Verbal abuse obviously affects children negatively. In our society, name calling still happens, regardless of whether it is on the playground or in the workplace. Yes, it does happen to adults in the workplace. Our society has certain stereotypes that are seen throughout our daily lives. For example, the saying, “Sticks and stones may break my bones, but names will never hurt me,” is wrong. Names do indeed hurt the victim. When a child is verbally abused they will, most likely, not know how to deal with it. They may blame themselves for how they feel, especially if the abuser is laughing at them or mocking them. This will cause the child to withdraw even further and will also cause the child to look down upon themselves for ever having felt what they did.
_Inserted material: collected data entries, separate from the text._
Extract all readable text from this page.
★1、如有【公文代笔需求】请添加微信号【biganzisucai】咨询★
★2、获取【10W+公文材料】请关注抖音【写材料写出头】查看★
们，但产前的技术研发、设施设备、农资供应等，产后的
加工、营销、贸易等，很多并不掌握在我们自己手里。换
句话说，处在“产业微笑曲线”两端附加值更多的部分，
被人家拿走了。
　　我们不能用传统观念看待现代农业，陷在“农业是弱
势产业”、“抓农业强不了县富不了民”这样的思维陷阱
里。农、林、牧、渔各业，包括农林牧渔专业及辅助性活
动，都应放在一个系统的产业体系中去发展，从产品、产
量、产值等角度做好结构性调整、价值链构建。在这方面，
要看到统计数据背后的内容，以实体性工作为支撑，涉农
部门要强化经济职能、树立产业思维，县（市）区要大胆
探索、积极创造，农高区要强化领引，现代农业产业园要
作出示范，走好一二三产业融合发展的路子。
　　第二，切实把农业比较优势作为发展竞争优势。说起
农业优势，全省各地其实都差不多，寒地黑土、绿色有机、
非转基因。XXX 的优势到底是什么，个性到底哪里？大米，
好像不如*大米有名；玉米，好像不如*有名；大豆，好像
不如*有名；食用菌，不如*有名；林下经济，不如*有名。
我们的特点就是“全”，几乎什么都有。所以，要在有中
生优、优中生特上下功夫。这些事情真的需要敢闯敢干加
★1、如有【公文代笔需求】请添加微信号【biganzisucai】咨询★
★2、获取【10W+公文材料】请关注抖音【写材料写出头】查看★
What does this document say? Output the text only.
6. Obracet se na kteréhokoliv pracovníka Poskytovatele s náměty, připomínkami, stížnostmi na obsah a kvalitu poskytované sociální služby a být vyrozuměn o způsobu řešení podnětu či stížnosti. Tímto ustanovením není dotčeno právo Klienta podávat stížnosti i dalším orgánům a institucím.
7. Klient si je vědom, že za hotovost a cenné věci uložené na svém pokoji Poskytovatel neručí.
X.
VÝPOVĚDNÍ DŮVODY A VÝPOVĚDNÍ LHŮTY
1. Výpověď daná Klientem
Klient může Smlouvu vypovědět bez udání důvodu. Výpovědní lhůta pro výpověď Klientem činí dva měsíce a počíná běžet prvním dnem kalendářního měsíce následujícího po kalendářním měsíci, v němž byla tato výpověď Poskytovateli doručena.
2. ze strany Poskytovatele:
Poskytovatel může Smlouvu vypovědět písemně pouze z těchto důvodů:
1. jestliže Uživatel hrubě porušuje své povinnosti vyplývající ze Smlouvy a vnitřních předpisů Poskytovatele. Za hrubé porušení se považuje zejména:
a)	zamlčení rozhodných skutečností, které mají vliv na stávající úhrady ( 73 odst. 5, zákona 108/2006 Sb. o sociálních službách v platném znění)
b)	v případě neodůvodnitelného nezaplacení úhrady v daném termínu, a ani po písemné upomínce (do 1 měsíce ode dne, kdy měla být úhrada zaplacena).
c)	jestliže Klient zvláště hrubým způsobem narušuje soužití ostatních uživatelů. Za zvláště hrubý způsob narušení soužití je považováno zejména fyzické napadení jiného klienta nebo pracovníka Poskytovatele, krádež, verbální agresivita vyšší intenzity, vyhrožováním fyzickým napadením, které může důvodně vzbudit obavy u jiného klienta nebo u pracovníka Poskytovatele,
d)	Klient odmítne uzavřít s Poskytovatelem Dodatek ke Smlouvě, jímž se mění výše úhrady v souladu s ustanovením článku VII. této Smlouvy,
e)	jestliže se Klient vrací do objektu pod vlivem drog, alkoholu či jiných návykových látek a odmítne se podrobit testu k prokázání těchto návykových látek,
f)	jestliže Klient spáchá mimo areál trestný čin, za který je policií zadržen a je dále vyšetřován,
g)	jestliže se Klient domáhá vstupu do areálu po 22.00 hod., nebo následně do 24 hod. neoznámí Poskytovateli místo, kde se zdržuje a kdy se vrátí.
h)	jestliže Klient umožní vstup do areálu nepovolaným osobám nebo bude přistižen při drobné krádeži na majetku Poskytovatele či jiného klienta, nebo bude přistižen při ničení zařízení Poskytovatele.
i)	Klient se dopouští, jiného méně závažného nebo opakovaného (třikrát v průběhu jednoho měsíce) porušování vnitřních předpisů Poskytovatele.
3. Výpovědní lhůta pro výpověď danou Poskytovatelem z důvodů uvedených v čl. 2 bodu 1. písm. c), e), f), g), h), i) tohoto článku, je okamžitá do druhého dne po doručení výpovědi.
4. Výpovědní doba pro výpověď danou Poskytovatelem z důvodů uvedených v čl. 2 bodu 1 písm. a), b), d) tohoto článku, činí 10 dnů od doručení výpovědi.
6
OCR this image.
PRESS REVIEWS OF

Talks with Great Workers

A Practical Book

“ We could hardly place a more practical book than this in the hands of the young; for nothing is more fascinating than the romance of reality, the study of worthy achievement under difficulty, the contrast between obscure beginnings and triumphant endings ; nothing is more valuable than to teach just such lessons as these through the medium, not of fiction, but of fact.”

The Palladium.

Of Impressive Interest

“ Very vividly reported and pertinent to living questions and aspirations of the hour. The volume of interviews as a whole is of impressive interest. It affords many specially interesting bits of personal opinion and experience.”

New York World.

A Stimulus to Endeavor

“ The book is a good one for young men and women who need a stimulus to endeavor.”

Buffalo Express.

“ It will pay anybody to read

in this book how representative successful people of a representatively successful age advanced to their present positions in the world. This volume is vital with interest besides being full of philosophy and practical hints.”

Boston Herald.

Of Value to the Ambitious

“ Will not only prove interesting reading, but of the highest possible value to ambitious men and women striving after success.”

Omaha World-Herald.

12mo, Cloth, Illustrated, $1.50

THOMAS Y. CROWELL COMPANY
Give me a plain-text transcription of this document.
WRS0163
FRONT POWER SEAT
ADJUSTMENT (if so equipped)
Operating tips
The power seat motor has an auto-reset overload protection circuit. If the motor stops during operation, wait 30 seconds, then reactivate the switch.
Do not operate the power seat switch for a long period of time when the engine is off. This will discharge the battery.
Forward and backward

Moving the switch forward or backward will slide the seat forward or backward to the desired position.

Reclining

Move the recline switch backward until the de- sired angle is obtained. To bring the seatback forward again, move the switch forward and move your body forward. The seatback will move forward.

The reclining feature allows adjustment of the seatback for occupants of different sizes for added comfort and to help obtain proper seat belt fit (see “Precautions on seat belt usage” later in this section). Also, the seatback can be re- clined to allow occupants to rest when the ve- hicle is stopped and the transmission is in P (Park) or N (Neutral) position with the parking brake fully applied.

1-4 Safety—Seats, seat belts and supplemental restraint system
Many children are verbally abused every day and they suffer in silence. It is time for our society to address the issue of verbal abuse. As I said earlier, it affects all ages. A child that verbally abuses others on the playground, will probably grow up thinking that name calling is fun as an adult. Bullies come to mind with this. Every school has bullies that painfully wound other children by their name calling, teasing, and taunting. If the abusive behavior is not corrected, I believe it will continue well into adulthood. The child has to be taught that bullying is wrong, even if they use words to hurt others and not fists.
Verbal abuse may not leave physical wounds and scars; however, it certainly does leave wounds and scars on one’s self-esteem, spirit, and heart. Just because we cannot see any physical marks after someone has been verbally abused, does not mean it doesn’t hurt or wound very deeply. Verbal abuse is simply another way for an abusive and controlling individual to gain further power and control over their victim.